Headquarters for Corus Entertainment, the building at the base of Lower Jarvis Street next to Sugar Beach was designed by Toronto firms  Diamond and Schmitt and Quadrangle Architects and is owned by Build Toronto.

"You do want a harmony between the two," says Quadrangle principal Brian Curtner. "Our goals and objectives were different. They were building an office building for the city and we were trying to create a unique branding location for an innovative broadcast company."

The building's exterior design, which according to Curtner was originally handled by Eberhard Zeidler's firm, fell to Diamond & Schmitt when the building was being pitched to Global TV, according to Curtner. The designs were originally presented to TEDCO, now known as the Toronto Port Lands Company, which handles the leasing and managing of properties for the city.
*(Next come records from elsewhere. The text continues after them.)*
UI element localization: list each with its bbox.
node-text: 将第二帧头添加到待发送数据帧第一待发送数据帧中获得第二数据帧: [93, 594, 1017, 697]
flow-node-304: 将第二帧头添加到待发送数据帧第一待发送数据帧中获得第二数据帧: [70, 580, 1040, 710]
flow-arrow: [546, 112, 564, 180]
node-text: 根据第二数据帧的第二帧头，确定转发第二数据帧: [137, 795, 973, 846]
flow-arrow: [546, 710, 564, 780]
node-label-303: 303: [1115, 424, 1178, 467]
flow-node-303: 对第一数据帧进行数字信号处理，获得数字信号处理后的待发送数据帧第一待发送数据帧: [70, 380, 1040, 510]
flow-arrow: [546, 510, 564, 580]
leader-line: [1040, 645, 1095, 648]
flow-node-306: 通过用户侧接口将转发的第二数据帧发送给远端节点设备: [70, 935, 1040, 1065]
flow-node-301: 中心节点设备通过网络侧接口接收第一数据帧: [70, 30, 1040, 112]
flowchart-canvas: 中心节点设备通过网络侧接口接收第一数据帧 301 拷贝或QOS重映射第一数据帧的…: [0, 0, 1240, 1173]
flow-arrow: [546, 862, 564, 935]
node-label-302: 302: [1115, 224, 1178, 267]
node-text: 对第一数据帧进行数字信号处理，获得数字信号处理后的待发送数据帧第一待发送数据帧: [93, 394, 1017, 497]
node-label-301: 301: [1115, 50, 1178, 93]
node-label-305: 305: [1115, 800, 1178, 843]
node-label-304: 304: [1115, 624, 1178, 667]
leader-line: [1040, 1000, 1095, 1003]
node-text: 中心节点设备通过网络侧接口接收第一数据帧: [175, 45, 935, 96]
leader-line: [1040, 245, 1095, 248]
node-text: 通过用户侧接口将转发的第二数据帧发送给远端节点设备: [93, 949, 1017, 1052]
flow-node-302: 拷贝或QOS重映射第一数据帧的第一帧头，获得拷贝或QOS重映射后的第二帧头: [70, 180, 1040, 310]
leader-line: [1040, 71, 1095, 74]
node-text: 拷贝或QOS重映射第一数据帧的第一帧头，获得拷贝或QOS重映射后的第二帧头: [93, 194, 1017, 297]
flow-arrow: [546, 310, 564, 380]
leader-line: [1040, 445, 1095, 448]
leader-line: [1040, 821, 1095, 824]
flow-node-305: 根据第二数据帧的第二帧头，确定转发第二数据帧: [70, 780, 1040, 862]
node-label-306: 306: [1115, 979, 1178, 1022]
Curtner says that though there were a couple of changes to the exterior, including an articulation on the facade and an 8th-floor "presentation theatre" and lounge, the designs were developed and executed separately. The result is a fairly ordinary black shell wrapped around a surprising interior of bends and curves, salvaged hemlock wood, transparencies and flow.

As the Waterfront grows -- a new George Brown campus is under construction next door to Corus -- Curtner expects their project to play a definitive role in the new neighbourhood.

"Will Corus be an integral part of the revised east Waterfront? Of course," he says. "They're young and hip and they're going to start demanding the type of life that they don't have there."

Now that the CityTV building is mostly silent, Speakers Corner shuttered and little activity behind its once famous Queen Street windows, the new Corus building may eventually take up its street-involved cultural mantel.